Because the Legislature did not define the phrase “physical injury,” this Court must give those words their common, ordinary meanings. People v Fields, 448 Mich 58, 67; 528 NW2d 176 (1995). In ascertaining the meaning of words, this Court may refer to dictionaries for guidance. People v Wilson, 230 Mich App 590, 592; 585 NW2d 24 (1998). Random House Webster’s College Dictionary (1997), pp 672 & 983, defines the term “physical” as “of or pertaining to the body” and the term “injury” as “harm or damage done or sustained.” Clearly, the mere threat of death does not constitute a physical injury.
“Pain” is defined as “physical suffering typically from an injury or illness.” Random House Webster’s *570College Dictionary (1997), p 972. No published Michigan decision has addressed, in the context of the vulnerable adult abuse statute, whether evidence of pain is sufficient to satisfy the “physical injury” element. However, in the context of a claim for negligent infliction of emotional distress, which requires a plaintiff to establish that the emotional distress manifested itself in definite and objective physical injury, it has been held that a general claim of pain and suffering will not suffice. Parnell v Booth Newspapers, Inc, 572 F Supp 909, 917 (WD Mich, 1983). See also Stites v Sundstrand Heat Transfer, Inc, 660 F Supp 1516, 1526-1527 (WD Mich, 1987). In light oí Parnell, and given that pain is merely a “symptom” of an injury or illness, we conclude that pain alone does not constitute a “physical injury.”4
Although hypothetical testimony was presented regarding medical complications that could result from a fall similar to the one in the present case, absolutely no evidence was presented that the victim suffered a physical injury as the result of the delay in medical treatment. Orthopedic surgeon John Morgan, who saw the victim on July 13, 1995, was unable to say with any reasonable degree of medical certainty that the victim sustained any physical injury apart from the initial fall. Dr. Segan, who had never examined the victim, testified that he could not say with certainty that the movement of the victim had aggravated her physical injury. The prosecution did not present any evidence to contradict this medical testimony. In the absence of any evidence that *571defendant’s failure to summon immediate medical attention caused a physical injury to the victim, we conclude that the evidence is insufficient to support defendant’s conviction.

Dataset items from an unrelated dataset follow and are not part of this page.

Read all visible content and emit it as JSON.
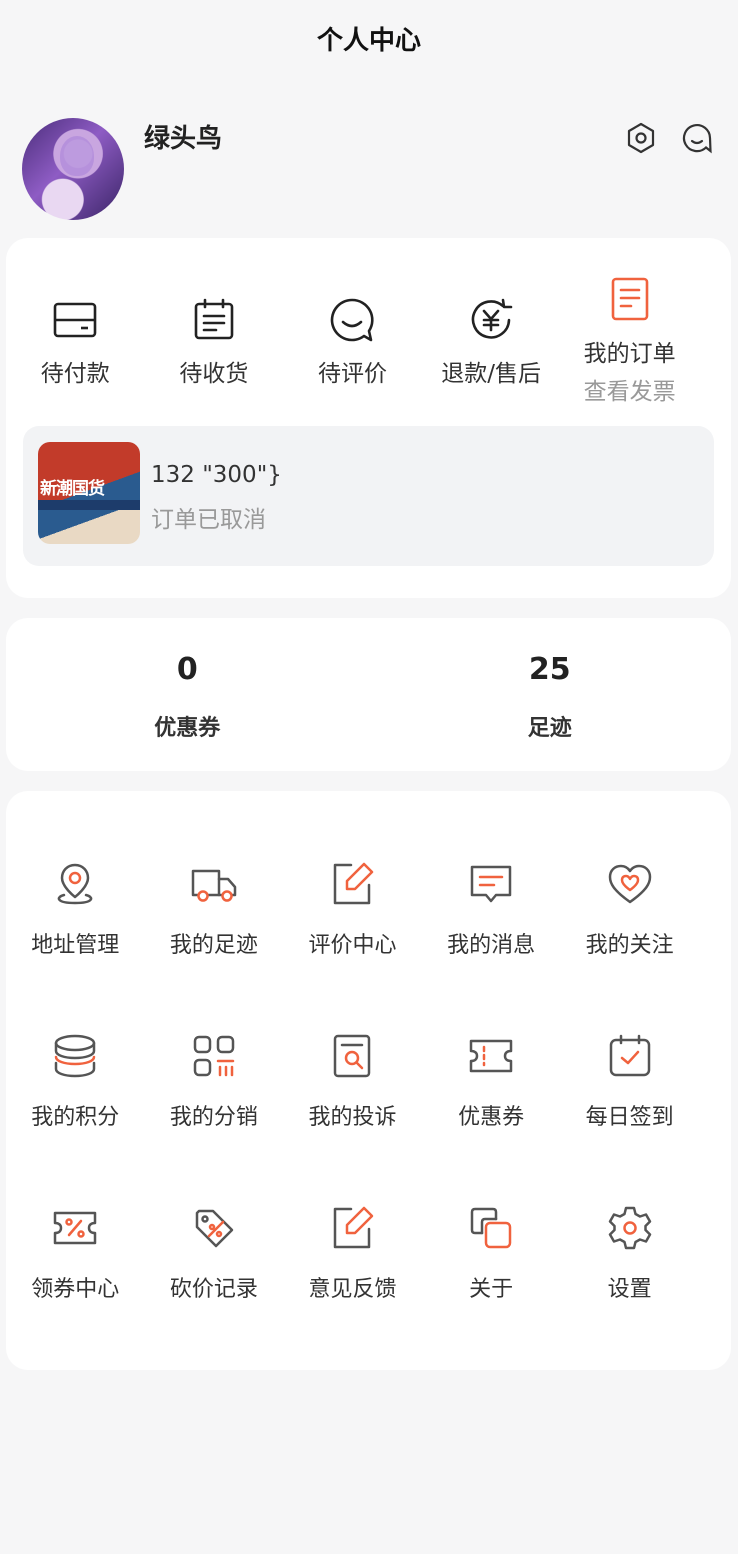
{
  "header": {
    "title": "个人中心"
  },
  "profile": {
    "username": "绿头鸟"
  },
  "orders": {
    "items": [
      {
        "label": "待付款",
        "icon": "wallet-icon"
      },
      {
        "label": "待收货",
        "icon": "calendar-icon"
      },
      {
        "label": "待评价",
        "icon": "smile-chat-icon"
      },
      {
        "label": "退款/售后",
        "icon": "refund-icon"
      }
    ],
    "all": {
      "label": "我的订单",
      "sub": "查看发票",
      "icon": "order-doc-icon"
    },
    "latest": {
      "thumb_text": "新潮国货",
      "name": "132 \"300\"}",
      "status": "订单已取消"
    }
  },
  "stats": [
    {
      "value": "0",
      "label": "优惠券"
    },
    {
      "value": "25",
      "label": "足迹"
    }
  ],
  "services": [
    {
      "label": "地址管理",
      "icon": "location-pin-icon"
    },
    {
      "label": "我的足迹",
      "icon": "truck-icon"
    },
    {
      "label": "评价中心",
      "icon": "edit-icon"
    },
    {
      "label": "我的消息",
      "icon": "message-icon"
    },
    {
      "label": "我的关注",
      "icon": "heart-chat-icon"
    },
    {
      "label": "我的积分",
      "icon": "coins-icon"
    },
    {
      "label": "我的分销",
      "icon": "grid-chart-icon"
    },
    {
      "label": "我的投诉",
      "icon": "doc-search-icon"
    },
    {
      "label": "优惠券",
      "icon": "ticket-icon"
    },
    {
      "label": "每日签到",
      "icon": "calendar-check-icon"
    },
    {
      "label": "领券中心",
      "icon": "coupon-percent-icon"
    },
    {
      "label": "砍价记录",
      "icon": "price-tag-icon"
    },
    {
      "label": "意见反馈",
      "icon": "feedback-edit-icon"
    },
    {
      "label": "关于",
      "icon": "about-squares-icon"
    },
    {
      "label": "设置",
      "icon": "gear-icon"
    }
  ],
  "colors": {
    "accent": "#f0623e",
    "dark": "#333333",
    "muted": "#999999"
  }
}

In light of our disposition of this issue, we need not address defendant’s claim of instructional error.
Reversed.
Doctoroff, J., concurred.Defendant was released on bond pending appeal.
The victim fell from a height of approximately twelve to fourteen feet.
The prosecution does not contend on appeal that defendant’s allegedly reckless act or reckless failure to act caused serious mental harm.
Indeed, a medical expert testified that pain is generally a symptom of a physical injury rather than a physical injury itself.